The coprocessors are optimised for DSP and should also be pretty good for symmetric crypto primitives (at first sight) but high performance multi-precision integer arithmetic might be challenging.

I'm looking forward to receiving the kit in a few weeks.

paulunderwood 2017-03-13 20:56

A bit of necro-post...

Did you, Paul and Mark, get anything useful done with these boards?

How is the fpga programmed?

What flavour of Linux are you using?

:bump2:

Mark Rose 2017-03-13 22:02

Nope, I did not.

I never did find a solution to the flaky ethernet, plus I never got around to getting quiet cooling on my kickstarter board. So it's basically sitting in a parts drawer.

GP2 2017-03-13 22:06

[QUOTE=paulunderwood;454819]How is the fpga programmed?[/QUOTE]

I know absolutely nothing about any of this, but I see the keyword FPGA and I'm reminded that Amazon [URL="https://aws.amazon.com/ec2/instance-types/f1/"]AWS recently introduced FPGA instances[/URL] (still in preview), using 16 nm Xilinx UltraScale Plus FPGA.

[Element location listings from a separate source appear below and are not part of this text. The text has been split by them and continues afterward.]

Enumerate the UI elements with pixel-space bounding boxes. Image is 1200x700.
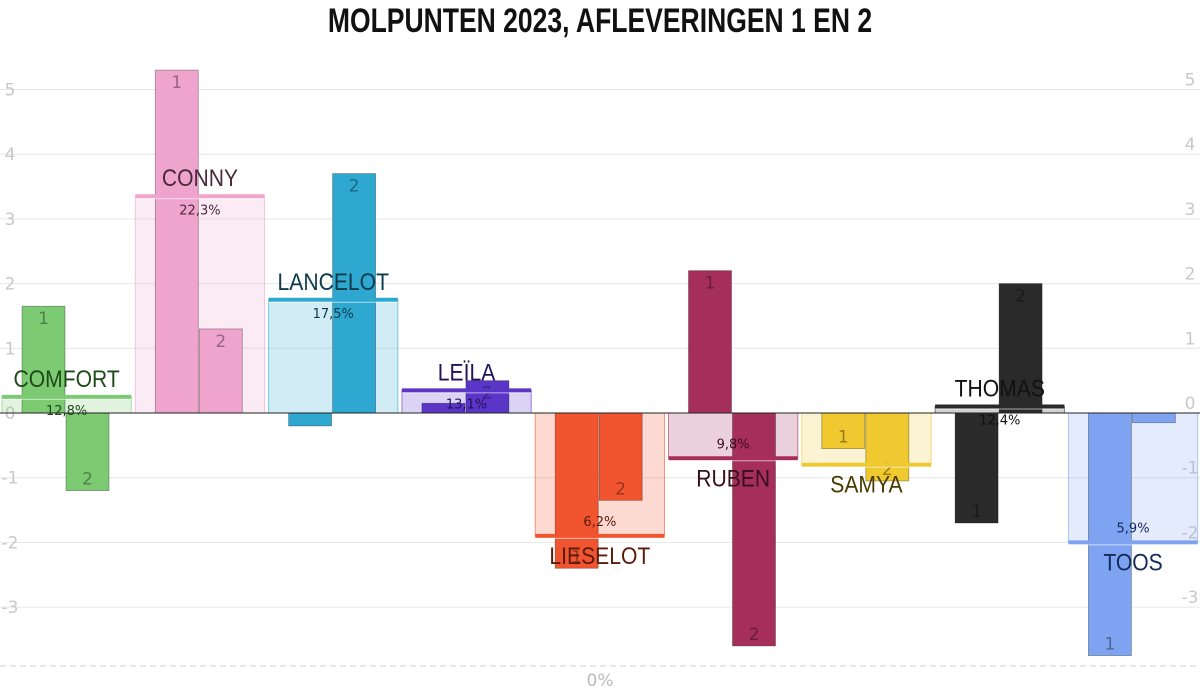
- candidate-name: LANCELOT: [278, 269, 390, 296]
- candidate-name: SAMYA: [830, 472, 903, 499]
- y-tick-label-right: 3: [1185, 200, 1196, 220]
- episode-bar: [865, 412, 910, 482]
- candidate-name: THOMAS: [955, 375, 1045, 402]
- y-tick-label-left: 5: [5, 81, 16, 101]
- y-tick-label-left: -1: [2, 469, 19, 489]
- candidate-percentage: 5,9%: [1117, 521, 1150, 536]
- candidate-name: LEÏLA: [438, 359, 496, 386]
- candidate-percentage: 17,5%: [313, 307, 354, 322]
- episode-bar: [332, 173, 377, 414]
- episode-bar: [154, 69, 199, 414]
- episode-label: 1: [571, 547, 582, 567]
- episode-label: 2: [482, 384, 493, 404]
- episode-label: 1: [1104, 635, 1115, 655]
- episode-bar: [65, 412, 110, 492]
- episode-bar: [998, 283, 1043, 414]
- candidate-percentage: 13,1%: [446, 397, 487, 412]
- y-tick-label-left: -3: [2, 598, 19, 618]
- y-tick-label-right: -3: [1182, 588, 1199, 608]
- episode-label: 2: [82, 470, 93, 490]
- y-tick-label-left: 1: [5, 339, 16, 359]
- chart-title: MOLPUNTEN 2023, AFLEVERINGEN 1 EN 2: [327, 2, 873, 40]
- candidate-name: COMFORT: [13, 366, 120, 393]
- episode-label: 2: [615, 479, 626, 499]
- episode-label: 2: [349, 177, 360, 197]
- episode-bar: [1132, 412, 1176, 424]
- y-tick-label-right: -1: [1182, 459, 1199, 479]
- bottom-axis-label: 0%: [587, 671, 614, 691]
- y-tick-label-right: -2: [1182, 523, 1199, 543]
- candidate-percentage: 12,4%: [979, 414, 1020, 429]
- episode-label: 1: [705, 274, 716, 294]
- episode-bar: [288, 412, 333, 427]
- candidate-percentage: 12,8%: [46, 404, 87, 419]
- episode-bar: [732, 412, 776, 647]
- episode-bar: [465, 380, 510, 414]
- y-tick-label-right: 4: [1185, 135, 1196, 155]
- y-tick-label-right: 0: [1185, 394, 1196, 414]
- candidate-name: RUBEN: [696, 465, 770, 492]
- episode-label: 2: [1015, 287, 1026, 307]
- episode-bar: [1088, 412, 1132, 657]
- episode-label: 1: [38, 309, 49, 329]
- y-tick-label-right: 2: [1185, 265, 1196, 285]
- episode-label: 2: [882, 460, 893, 480]
- y-tick-label-left: 4: [5, 145, 16, 165]
- y-tick-label-left: 0: [5, 404, 16, 424]
- episode-label: 1: [971, 502, 982, 522]
- y-tick-label-right: 1: [1185, 329, 1196, 349]
- episode-bar: [688, 270, 732, 414]
- candidate-percentage: 22,3%: [179, 203, 220, 218]
- candidate-name: TOOS: [1103, 549, 1162, 576]
- candidate-percentage: 6,2%: [583, 515, 616, 530]
- candidate-percentage: 9,8%: [717, 437, 750, 452]
- candidate-name: CONNY: [162, 165, 238, 192]
- episode-bar: [598, 412, 643, 501]
- episode-label: 2: [215, 332, 226, 352]
- episode-label: 2: [749, 625, 760, 645]
- y-tick-label-left: -2: [2, 533, 19, 553]
- y-tick-label-left: 3: [5, 210, 16, 230]
- episode-label: 1: [838, 428, 849, 448]
- episode-bar: [954, 412, 999, 524]
- candidate-name: LIESELOT: [549, 543, 650, 570]
- y-tick-label-left: 2: [5, 275, 16, 295]
- episode-label: 1: [171, 73, 182, 93]
- y-tick-label-right: 5: [1185, 71, 1196, 91]
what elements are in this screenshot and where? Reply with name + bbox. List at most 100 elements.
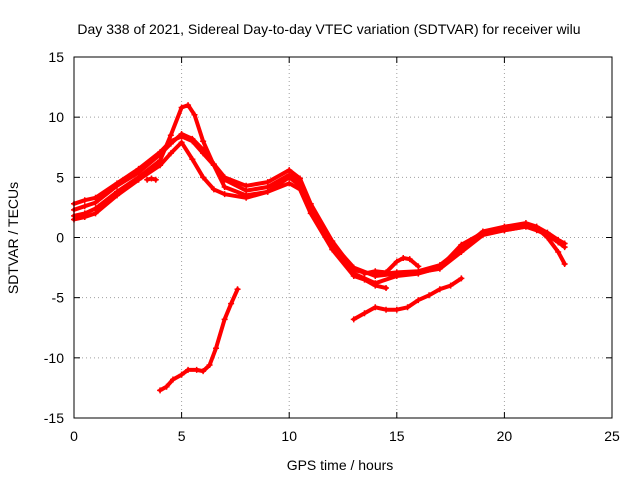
data-point: [501, 227, 508, 234]
data-point: [400, 254, 407, 261]
data-point: [361, 270, 368, 277]
data-point: [114, 192, 121, 199]
data-point: [372, 304, 379, 311]
data-point: [522, 223, 529, 230]
y-tick-label: -5: [52, 290, 65, 306]
data-point: [167, 132, 174, 139]
data-point: [81, 197, 88, 204]
data-point: [479, 229, 486, 236]
data-point: [458, 241, 465, 248]
data-point: [167, 150, 174, 157]
data-point: [561, 260, 568, 267]
data-point: [206, 362, 213, 369]
data-point: [406, 256, 413, 263]
y-tick-label: 5: [56, 169, 64, 185]
data-point: [436, 286, 443, 293]
data-point: [221, 316, 228, 323]
data-point: [114, 182, 121, 189]
series-layer: [71, 102, 568, 394]
data-point: [144, 176, 151, 183]
data-point: [210, 186, 217, 193]
x-tick-label: 20: [497, 428, 513, 444]
data-point: [148, 175, 155, 182]
y-tick-label: 0: [56, 230, 64, 246]
data-point: [350, 273, 357, 280]
data-point: [286, 180, 293, 187]
data-point: [169, 376, 176, 383]
data-point: [210, 162, 217, 169]
chart-title: Day 338 of 2021, Sidereal Day-to-day VTE…: [77, 21, 580, 37]
data-point: [286, 167, 293, 174]
data-point: [264, 188, 271, 195]
data-point: [307, 210, 314, 217]
data-point: [561, 240, 568, 247]
series-line-track-b: [72, 132, 567, 277]
data-point: [228, 300, 235, 307]
data-point: [383, 306, 390, 313]
y-tick-label: 10: [48, 109, 64, 125]
data-point: [81, 214, 88, 221]
data-point: [415, 270, 422, 277]
data-point: [458, 275, 465, 282]
series-line-track-g: [158, 287, 240, 393]
data-point: [135, 176, 142, 183]
data-point: [426, 292, 433, 299]
data-point: [447, 282, 454, 289]
data-point: [189, 156, 196, 163]
data-point: [152, 176, 159, 183]
data-point: [393, 273, 400, 280]
data-point: [185, 366, 192, 373]
series-line-track-c: [72, 103, 567, 286]
data-point: [383, 285, 390, 292]
data-point: [200, 368, 207, 375]
series-line-track-d: [72, 140, 388, 290]
data-point: [221, 174, 228, 181]
x-tick-label: 10: [281, 428, 297, 444]
data-point: [92, 210, 99, 217]
x-axis-label: GPS time / hours: [287, 457, 394, 473]
data-point: [383, 269, 390, 276]
data-point: [178, 371, 185, 378]
data-point: [157, 387, 164, 394]
data-point: [415, 297, 422, 304]
data-point: [544, 234, 551, 241]
data-point: [243, 194, 250, 201]
data-point: [178, 131, 185, 138]
data-point: [361, 276, 368, 283]
data-point: [200, 138, 207, 145]
data-point: [329, 246, 336, 253]
data-point: [555, 248, 562, 255]
data-point: [92, 199, 99, 206]
x-tick-label: 15: [389, 428, 405, 444]
data-point: [372, 268, 379, 275]
x-tick-label: 0: [70, 428, 78, 444]
data-point: [189, 135, 196, 142]
data-point: [393, 258, 400, 265]
data-point: [193, 366, 200, 373]
data-point: [185, 102, 192, 109]
x-tick-label: 5: [178, 428, 186, 444]
axis-ticks: 0 5 10 15 20 25 -15 -10 -5 0 5 10 15: [44, 49, 620, 444]
data-point: [350, 316, 357, 323]
data-point: [213, 345, 220, 352]
data-point: [296, 186, 303, 193]
x-tick-label: 25: [604, 428, 620, 444]
y-tick-label: -15: [44, 410, 64, 426]
data-point: [157, 162, 164, 169]
data-point: [555, 236, 562, 243]
data-point: [163, 383, 170, 390]
y-tick-label: 15: [48, 49, 64, 65]
data-point: [178, 139, 185, 146]
data-point: [191, 111, 198, 118]
data-point: [404, 304, 411, 311]
data-point: [372, 282, 379, 289]
y-axis-label: SDTVAR / TECUs: [5, 182, 21, 294]
data-point: [436, 264, 443, 271]
data-point: [200, 174, 207, 181]
data-point: [243, 182, 250, 189]
data-point: [264, 179, 271, 186]
y-tick-label: -10: [44, 350, 64, 366]
data-point: [81, 203, 88, 210]
data-point: [178, 104, 185, 111]
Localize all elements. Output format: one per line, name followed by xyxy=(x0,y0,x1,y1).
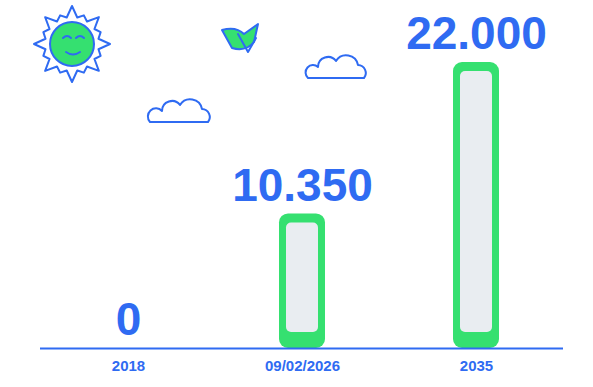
svg-text:2035: 2035 xyxy=(460,357,493,374)
svg-text:10.350: 10.350 xyxy=(232,159,373,211)
svg-text:2018: 2018 xyxy=(112,357,145,374)
svg-text:22.000: 22.000 xyxy=(406,7,547,59)
svg-text:0: 0 xyxy=(116,293,142,345)
svg-text:09/02/2026: 09/02/2026 xyxy=(265,357,340,374)
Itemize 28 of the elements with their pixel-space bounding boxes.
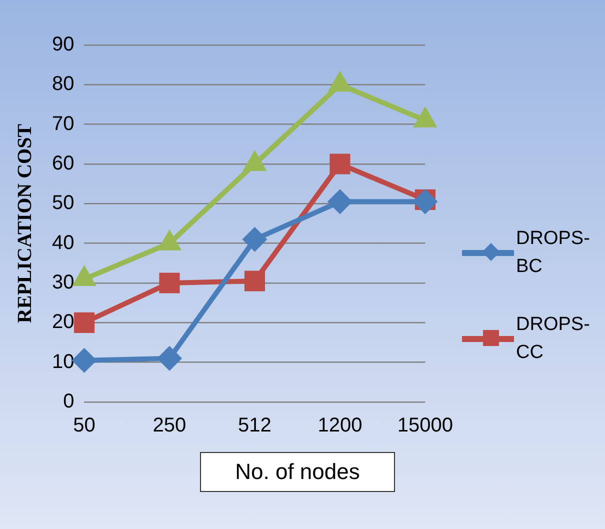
point (158, 346, 181, 370)
x-tick-label: 250 (152, 414, 186, 437)
point (72, 348, 96, 372)
point (244, 270, 265, 292)
y-tick-label: 10 (52, 350, 74, 373)
point (414, 190, 437, 214)
point (159, 272, 180, 294)
x-tick-label: 512 (238, 414, 272, 437)
point (330, 154, 350, 174)
legend-label: DROPS-BC (516, 227, 591, 279)
y-tick-label: 60 (52, 152, 74, 175)
point (328, 190, 352, 214)
y-tick-label: 20 (52, 311, 74, 334)
y-tick-label: 90 (52, 34, 74, 56)
y-tick-label: 0 (63, 390, 74, 413)
x-tick-label: 50 (73, 414, 96, 437)
point (243, 228, 266, 251)
point (74, 312, 95, 333)
y-axis-title: REPLICATION COST (14, 123, 36, 324)
y-tick-label: 50 (52, 192, 74, 214)
legend-label: DROPS-CC (516, 313, 591, 365)
y-tick-label: 70 (52, 112, 74, 135)
x-tick-label: 1200 (318, 414, 362, 437)
y-tick-label: 30 (52, 272, 74, 294)
x-tick-label: 15000 (397, 414, 454, 437)
y-tick-label: 40 (52, 232, 74, 254)
y-tick-label: 80 (52, 73, 74, 96)
x-axis-title: No. of nodes (200, 452, 395, 492)
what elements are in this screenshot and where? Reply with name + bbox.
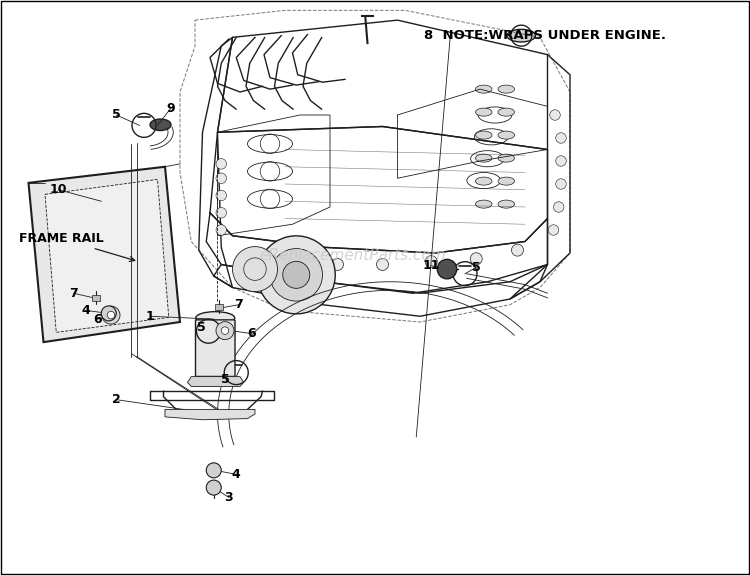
Circle shape — [548, 225, 559, 235]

Is there any hope of some radically faster implementations via this route?

Madpoo 2017-03-14 04:12

[QUOTE=GP2;454824]I know absolutely nothing about any of this, but I see the keyword FPGA and I'm reminded that Amazon [URL="https://aws.amazon.com/ec2/instance-types/f1/"]AWS recently introduced FPGA instances[/URL] (still in preview), using 16 nm Xilinx UltraScale Plus FPGA.

Is there any hope of some radically faster implementations via this route?[/QUOTE]

I suppose the question there is, what kind of magic operation would be awesome to have that isn't currently available anywhere, or what current op/ops can be made faster if only it had a dedicated configuration?

128-bit FP? Faster FMA? (just tossing out two examples that will probably get people laughing at me).

Then it comes down to how (or can) that's implemented in the FPGA in question. Are there existing libraries that offer that or is there anyone with the experience to have a go at coding it?

It sure seems interesting but I suspect the work involved in just programming the chip to work as expected and get the gains you like (plus customizing mprime to use it) would be a major effort. Could be worthwhile in the long run, especially if Intel and/or AMD makes FPGAs part of their future dies.